French Muslim leaders approved a "charter of principles" on Saturday as part of President Emmanuel Macron's efforts to eradicate so-called "Islamist separatism" in the country. The charter was drawn up, at Macron's urging, by the French Council of Muslim Worship (CFCM) after the gruesome murder of a schoolteacher who showed satirical cartoons of Prophet Muhammad to students.
The document enshrines French secular values within the practice of Islam in France and ties signatories to upholding state values, including the rejection of extremist Islamist ideals and the recognition of equality between the sexes. It also rejects political Islam, known as Islamism, and defines adherents of the latter as followers of Salafism or Wahhabism, the Muslim Brotherhood and the Tablighi Jamaat movement.
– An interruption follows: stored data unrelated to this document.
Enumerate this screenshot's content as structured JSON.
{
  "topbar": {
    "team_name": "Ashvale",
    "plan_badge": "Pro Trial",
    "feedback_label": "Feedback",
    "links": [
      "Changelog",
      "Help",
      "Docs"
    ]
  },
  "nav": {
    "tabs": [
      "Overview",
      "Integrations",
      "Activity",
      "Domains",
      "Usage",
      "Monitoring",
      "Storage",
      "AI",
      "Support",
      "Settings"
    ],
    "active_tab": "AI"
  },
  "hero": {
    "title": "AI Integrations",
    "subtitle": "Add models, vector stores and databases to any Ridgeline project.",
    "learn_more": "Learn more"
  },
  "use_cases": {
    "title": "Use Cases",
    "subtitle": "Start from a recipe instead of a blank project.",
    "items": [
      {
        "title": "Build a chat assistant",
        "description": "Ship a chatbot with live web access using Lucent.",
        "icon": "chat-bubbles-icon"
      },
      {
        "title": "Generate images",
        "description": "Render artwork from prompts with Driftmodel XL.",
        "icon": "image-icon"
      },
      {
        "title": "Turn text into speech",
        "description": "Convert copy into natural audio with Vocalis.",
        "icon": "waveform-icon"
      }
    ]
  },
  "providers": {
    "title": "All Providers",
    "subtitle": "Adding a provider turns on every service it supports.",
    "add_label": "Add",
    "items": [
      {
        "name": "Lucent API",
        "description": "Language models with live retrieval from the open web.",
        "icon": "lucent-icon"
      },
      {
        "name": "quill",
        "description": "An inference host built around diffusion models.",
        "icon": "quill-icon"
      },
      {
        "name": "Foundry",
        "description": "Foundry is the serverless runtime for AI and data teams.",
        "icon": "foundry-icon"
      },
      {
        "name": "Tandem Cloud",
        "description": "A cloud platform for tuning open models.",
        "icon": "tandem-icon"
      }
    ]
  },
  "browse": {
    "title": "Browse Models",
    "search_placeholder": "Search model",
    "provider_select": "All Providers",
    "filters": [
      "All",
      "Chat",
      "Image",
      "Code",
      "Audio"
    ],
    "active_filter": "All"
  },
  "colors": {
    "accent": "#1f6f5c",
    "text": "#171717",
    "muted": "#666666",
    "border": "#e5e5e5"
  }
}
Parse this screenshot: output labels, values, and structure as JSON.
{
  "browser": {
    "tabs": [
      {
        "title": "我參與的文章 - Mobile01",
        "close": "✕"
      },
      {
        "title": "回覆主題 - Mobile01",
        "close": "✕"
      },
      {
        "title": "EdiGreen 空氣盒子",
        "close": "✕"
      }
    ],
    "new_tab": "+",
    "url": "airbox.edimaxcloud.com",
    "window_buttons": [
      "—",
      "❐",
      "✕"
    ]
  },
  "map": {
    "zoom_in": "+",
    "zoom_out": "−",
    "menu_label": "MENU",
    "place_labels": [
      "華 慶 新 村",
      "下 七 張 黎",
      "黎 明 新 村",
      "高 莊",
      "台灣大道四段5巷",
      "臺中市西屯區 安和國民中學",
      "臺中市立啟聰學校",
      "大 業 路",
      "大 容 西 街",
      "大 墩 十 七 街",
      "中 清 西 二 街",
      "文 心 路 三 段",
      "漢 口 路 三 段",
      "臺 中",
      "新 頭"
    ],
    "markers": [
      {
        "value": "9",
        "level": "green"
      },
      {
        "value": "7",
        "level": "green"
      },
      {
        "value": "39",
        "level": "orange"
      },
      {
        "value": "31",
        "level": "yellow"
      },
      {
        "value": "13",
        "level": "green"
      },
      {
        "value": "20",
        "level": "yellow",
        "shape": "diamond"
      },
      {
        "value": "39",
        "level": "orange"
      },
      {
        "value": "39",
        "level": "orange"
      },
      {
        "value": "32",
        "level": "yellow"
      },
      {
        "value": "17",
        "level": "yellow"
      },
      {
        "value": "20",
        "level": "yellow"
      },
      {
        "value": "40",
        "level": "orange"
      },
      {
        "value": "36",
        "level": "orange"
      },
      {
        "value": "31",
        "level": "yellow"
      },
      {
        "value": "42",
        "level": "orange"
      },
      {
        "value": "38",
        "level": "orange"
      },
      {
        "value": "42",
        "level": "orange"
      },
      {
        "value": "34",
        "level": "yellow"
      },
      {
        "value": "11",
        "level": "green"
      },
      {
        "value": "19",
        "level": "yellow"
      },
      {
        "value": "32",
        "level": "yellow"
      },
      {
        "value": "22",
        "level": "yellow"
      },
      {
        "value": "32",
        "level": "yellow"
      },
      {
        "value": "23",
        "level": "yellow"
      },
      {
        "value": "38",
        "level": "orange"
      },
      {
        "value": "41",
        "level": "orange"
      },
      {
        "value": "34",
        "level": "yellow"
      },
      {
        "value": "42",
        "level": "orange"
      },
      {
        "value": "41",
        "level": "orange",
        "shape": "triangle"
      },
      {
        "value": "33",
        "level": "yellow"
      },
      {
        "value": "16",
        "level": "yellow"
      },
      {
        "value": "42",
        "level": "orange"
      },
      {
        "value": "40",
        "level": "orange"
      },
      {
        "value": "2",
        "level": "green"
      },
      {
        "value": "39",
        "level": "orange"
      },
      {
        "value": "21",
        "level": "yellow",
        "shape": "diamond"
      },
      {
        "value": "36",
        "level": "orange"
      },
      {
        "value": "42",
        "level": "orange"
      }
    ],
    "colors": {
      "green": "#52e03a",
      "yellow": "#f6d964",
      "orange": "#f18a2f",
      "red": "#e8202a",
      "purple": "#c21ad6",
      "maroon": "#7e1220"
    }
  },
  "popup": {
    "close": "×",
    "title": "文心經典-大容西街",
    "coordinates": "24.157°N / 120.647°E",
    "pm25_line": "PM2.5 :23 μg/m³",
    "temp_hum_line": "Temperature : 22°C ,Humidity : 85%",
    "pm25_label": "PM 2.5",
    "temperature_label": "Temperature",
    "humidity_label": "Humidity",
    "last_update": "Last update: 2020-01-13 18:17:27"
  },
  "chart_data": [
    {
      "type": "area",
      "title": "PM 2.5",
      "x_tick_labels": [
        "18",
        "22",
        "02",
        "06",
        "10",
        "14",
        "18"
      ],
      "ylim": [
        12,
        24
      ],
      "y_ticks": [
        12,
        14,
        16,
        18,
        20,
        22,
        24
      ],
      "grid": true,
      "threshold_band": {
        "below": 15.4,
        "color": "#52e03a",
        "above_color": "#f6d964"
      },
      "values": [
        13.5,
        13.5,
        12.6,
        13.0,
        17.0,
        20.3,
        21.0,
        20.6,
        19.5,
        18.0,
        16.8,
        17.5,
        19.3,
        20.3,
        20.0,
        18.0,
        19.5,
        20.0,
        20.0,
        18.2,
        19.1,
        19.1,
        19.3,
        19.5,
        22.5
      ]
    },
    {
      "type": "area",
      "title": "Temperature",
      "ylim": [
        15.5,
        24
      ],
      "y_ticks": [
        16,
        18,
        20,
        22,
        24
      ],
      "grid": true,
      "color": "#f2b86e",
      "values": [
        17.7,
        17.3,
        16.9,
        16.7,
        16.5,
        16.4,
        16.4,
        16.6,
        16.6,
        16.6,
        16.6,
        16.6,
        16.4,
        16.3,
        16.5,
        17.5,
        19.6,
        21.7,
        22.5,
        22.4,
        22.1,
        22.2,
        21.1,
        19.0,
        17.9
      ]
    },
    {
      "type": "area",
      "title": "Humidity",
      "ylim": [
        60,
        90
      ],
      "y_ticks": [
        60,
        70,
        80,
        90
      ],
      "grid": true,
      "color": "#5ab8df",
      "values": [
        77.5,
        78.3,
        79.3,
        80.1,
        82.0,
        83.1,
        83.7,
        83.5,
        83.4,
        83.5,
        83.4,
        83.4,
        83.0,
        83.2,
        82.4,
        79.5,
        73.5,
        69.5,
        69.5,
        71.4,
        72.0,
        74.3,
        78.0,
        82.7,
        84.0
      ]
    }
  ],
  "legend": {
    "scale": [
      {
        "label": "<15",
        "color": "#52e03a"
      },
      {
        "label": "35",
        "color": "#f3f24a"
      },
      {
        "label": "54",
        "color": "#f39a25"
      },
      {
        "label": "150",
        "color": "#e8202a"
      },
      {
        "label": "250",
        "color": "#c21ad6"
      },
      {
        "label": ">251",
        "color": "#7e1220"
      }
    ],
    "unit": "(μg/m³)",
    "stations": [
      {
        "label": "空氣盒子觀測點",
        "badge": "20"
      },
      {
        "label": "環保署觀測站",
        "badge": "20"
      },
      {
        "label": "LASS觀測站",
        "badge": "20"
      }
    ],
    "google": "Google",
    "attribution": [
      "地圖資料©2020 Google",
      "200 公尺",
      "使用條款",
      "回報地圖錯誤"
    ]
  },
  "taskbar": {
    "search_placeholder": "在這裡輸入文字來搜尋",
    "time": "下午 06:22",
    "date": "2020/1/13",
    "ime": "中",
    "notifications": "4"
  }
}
The terms of the charter say that imams must commit to accepting equality of the sexes and teaching followers that "certain cultural practices do not stem from Islam", reported the Times. Such cultural practices, it pointed out, include female genital mutilation, forced marriage and the use of so-called virginity certificates.
Signatories to the charter should "condemn all forms of racism, discrimination and hatred", including anti-Semitism, homophobia and misogyny. Mosques, the text warns, "are not created for the spreading of nationalist speech defending foreign regimes."
CFCM President Mohammed Moussaoui said on Twitter yesterday: "This charter reaffirms the compatibility of the Muslim faith with the principles of the republic, including secularism, and the commitment of French Muslims to their complete citizenship. It will be shared with imams and regional Muslim leaders with a view to the widest possible consultation and membership."
The document was apparently drafted in six weeks, after Macron urged the CFCM leadership to produce something declaring French Muslims' commitment to the state's secular values. The push came after Macron claimed that Islam is a religion "experiencing a crisis across the world."
Macron's government is pushing through legislation to combat Islamist radicalism and tighten laws on religious education and issues such as polygamy. It has also cracked down on mosques and closed nine Muslim places of worship in recent weeks.
Tensions between the government and Muslim countries have flared in recent months, after Macron's controversial comments about Islam. Turkish President Recep Tayyip Erdogan described his French counterpart as "a burden on France" in December after urging citizens to boycott French goods. Anti-Macron protests were also held in Pakistan and several Arab states late last year in response to the French leader's remarks.